After decades of intense effort, two disease-modifying drugs for Alzheimer's disease (AD) have been recently
approved by the FDA: aducanumab and lecanemab. Although these drugs represent a major advance in AD
therapeutics, they have limitations: modest clinical benefit and side effects (brain edema and hemorrhage).
Additional therapies targeting new AD mechanisms are desperately needed to improve clinical benefit and
reduce side effects. Moreover, precision medicine for AD will require a panoply of drugs targeting different AD
mechanisms that will allow tailoring a combination therapy to the individual patient. The goal of this R01 is to
explore the therapeutic potential of inhibiting one such AD mechanism, that of Aβ-induced membrane damage.
Amyloid plaques consisting of the β-amyloid (Aβ) peptide and neurofibrillary tangles (NFTs) composed of
hyperphosphorylated tau protein are hallmarks of AD brain. Amyloid plaques accumulate many years before
NFTs arise. Aβ appears to be toxic to neurons surrounding plaques, causing molecular and cellular alterations
that lead to tau pathology, synapse loss, neuron death, and ultimately memory impairment and dementia.

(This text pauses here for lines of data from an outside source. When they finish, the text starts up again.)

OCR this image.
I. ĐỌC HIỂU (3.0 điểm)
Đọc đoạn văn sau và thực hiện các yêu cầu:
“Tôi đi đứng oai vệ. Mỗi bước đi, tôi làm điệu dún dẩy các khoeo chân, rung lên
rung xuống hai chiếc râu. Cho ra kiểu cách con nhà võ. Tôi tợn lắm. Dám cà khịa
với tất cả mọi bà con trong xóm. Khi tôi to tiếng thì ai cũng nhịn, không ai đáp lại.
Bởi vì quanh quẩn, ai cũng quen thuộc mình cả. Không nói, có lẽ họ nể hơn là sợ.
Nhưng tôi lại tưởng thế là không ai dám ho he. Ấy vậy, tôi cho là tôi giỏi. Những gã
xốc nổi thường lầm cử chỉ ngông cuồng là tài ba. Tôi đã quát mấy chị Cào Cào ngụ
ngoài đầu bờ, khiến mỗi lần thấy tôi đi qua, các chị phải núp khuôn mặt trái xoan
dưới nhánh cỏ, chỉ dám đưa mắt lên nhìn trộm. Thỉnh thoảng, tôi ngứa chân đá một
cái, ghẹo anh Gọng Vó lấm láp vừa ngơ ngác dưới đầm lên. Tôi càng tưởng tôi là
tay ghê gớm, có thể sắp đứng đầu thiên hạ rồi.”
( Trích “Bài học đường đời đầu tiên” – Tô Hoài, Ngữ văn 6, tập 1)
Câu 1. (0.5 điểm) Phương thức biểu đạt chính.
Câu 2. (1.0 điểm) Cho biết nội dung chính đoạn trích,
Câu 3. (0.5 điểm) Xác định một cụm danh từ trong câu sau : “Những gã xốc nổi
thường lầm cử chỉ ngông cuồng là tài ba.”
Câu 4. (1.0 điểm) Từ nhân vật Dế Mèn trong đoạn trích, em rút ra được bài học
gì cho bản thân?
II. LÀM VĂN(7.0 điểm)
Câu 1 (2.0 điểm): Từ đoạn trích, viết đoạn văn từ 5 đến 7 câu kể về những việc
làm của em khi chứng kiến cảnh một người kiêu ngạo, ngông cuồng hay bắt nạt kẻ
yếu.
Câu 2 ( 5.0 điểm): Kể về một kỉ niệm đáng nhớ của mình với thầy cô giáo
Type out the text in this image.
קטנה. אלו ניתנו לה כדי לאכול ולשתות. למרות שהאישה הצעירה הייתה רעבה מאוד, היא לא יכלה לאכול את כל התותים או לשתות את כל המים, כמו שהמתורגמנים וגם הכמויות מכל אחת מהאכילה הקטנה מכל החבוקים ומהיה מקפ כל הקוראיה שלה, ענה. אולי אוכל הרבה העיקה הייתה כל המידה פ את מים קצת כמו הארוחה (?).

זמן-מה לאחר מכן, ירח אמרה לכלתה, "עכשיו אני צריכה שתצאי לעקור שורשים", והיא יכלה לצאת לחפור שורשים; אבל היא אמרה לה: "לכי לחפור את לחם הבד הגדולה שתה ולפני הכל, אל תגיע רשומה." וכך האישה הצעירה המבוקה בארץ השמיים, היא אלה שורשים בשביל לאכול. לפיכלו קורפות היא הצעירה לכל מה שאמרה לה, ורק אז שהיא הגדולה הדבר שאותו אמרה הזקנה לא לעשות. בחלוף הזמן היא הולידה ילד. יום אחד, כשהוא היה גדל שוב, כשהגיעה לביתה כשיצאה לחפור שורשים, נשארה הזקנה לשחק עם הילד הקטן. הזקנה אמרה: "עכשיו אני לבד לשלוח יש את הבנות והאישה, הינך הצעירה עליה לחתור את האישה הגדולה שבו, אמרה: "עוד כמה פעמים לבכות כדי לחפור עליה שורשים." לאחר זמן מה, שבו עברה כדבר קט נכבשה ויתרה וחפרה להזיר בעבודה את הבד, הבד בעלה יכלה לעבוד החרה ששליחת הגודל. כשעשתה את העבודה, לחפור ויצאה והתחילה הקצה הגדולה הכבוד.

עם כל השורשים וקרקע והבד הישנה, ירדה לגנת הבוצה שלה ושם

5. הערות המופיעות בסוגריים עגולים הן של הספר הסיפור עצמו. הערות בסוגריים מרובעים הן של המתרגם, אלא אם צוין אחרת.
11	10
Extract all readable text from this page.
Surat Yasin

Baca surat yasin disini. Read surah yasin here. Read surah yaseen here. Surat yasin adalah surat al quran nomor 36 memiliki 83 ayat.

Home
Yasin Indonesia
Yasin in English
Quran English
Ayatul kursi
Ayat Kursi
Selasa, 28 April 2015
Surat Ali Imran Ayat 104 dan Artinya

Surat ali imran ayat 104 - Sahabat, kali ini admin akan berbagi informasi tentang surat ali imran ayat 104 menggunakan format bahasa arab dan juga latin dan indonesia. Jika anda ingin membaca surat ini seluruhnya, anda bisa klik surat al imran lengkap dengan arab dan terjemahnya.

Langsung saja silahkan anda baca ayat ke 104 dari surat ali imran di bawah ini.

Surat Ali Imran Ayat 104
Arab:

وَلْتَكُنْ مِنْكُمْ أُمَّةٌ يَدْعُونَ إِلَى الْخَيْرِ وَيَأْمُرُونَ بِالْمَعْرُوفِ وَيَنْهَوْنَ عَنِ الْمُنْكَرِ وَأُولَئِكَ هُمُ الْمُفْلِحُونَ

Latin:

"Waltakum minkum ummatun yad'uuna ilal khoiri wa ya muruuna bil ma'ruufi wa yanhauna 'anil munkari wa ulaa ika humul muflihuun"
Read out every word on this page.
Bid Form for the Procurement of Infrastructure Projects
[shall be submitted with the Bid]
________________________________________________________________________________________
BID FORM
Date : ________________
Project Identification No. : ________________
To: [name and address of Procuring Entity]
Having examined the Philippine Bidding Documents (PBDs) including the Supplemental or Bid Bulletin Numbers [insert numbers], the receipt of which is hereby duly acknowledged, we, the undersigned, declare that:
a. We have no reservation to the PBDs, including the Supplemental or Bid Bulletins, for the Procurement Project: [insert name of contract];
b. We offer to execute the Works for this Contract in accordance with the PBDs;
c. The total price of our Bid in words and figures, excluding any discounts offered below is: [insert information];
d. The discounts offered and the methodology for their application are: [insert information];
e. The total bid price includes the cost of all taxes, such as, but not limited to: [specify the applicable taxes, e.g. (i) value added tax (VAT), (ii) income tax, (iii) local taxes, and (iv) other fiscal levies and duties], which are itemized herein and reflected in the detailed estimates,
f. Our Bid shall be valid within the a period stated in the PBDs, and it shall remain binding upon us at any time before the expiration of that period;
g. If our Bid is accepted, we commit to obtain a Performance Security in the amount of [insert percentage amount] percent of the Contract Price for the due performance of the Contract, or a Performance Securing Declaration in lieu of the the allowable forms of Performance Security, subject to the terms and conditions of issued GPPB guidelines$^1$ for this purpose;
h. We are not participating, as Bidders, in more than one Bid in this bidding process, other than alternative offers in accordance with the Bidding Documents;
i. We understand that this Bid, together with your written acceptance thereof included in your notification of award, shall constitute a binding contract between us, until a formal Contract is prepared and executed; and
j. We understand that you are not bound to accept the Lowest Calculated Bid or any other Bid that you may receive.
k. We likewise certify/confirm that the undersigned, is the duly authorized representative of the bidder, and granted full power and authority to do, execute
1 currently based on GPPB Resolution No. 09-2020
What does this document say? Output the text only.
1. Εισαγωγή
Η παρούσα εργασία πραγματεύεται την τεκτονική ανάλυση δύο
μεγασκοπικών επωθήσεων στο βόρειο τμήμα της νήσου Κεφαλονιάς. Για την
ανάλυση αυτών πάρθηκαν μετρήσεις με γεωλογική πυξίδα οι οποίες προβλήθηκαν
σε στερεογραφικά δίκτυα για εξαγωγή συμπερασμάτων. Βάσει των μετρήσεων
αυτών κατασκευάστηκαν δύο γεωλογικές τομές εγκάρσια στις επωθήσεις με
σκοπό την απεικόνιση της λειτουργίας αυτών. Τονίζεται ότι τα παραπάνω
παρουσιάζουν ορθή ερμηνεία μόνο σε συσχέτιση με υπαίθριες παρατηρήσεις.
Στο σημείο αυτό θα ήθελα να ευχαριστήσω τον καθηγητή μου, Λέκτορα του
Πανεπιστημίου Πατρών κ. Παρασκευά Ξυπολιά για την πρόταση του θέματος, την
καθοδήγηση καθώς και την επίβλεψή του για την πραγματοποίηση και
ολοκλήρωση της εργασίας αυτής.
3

However, the mechanism connecting Aβ with tau hyperphosphorylation and pathology is unknown and one of
the great mysteries of AD. A clue could come from dystrophic neurites (DNs), an understudied AD pathology
that is mostly of axonal origin and tightly associated with the borders of amyloid plaques. DN morphology
suggests that direct axon contact with the Aβ plaque is necessary for the formation of DNs. Our results indicate
that Aβ interaction with the axon plasma membrane causes plasmalemma damage, Ca2+ leakage, kinase
activation, microtubule disruption, axonal transport impairment, tau hyperphosphorylation, and DN formation.
Importantly, our preliminary results show that overexpression of the membrane repair protein annexin A6 in the
5XFAD mouse model of amyloid pathology reduces the formation of DNs and the accumulation of tau
phosphorylated at threonine 181 (p-tau181), an early biomarker of amyloid pathology in AD. Other work suggests
that DNs are crucibles of AD tau phosphorylation, seeding, and spreading. In this R01, we will investigate annexin
A6-mediated membrane repair following Aβ-induced membrane damage and DN formation (Aim 1) and reduction
of p-tau accumulation and the seeding and spreading of AD tau (Aim 2) in vitro and in vivo. Finally, we will
investigate recombinant annexin A6-mediated membrane repair and reduction of DN formation, p-tau
accumulation, and AD tau seeding and spreading (Aim 3). We will use a combination of molecular (immunoblot
analysis, biochemical assays), cellular (laser injury, dye penetration, immunohistochemistry, calcium imaging,
EM), electrophysiological (LTP) and cognitive (water maze, fear conditioning, novel object recognition, Y-maze)
approaches to accomplish these Aims. These experiments will serve as therapeutic proof-of-concept supporting
annexin A6 for the prevention or treatment of AD.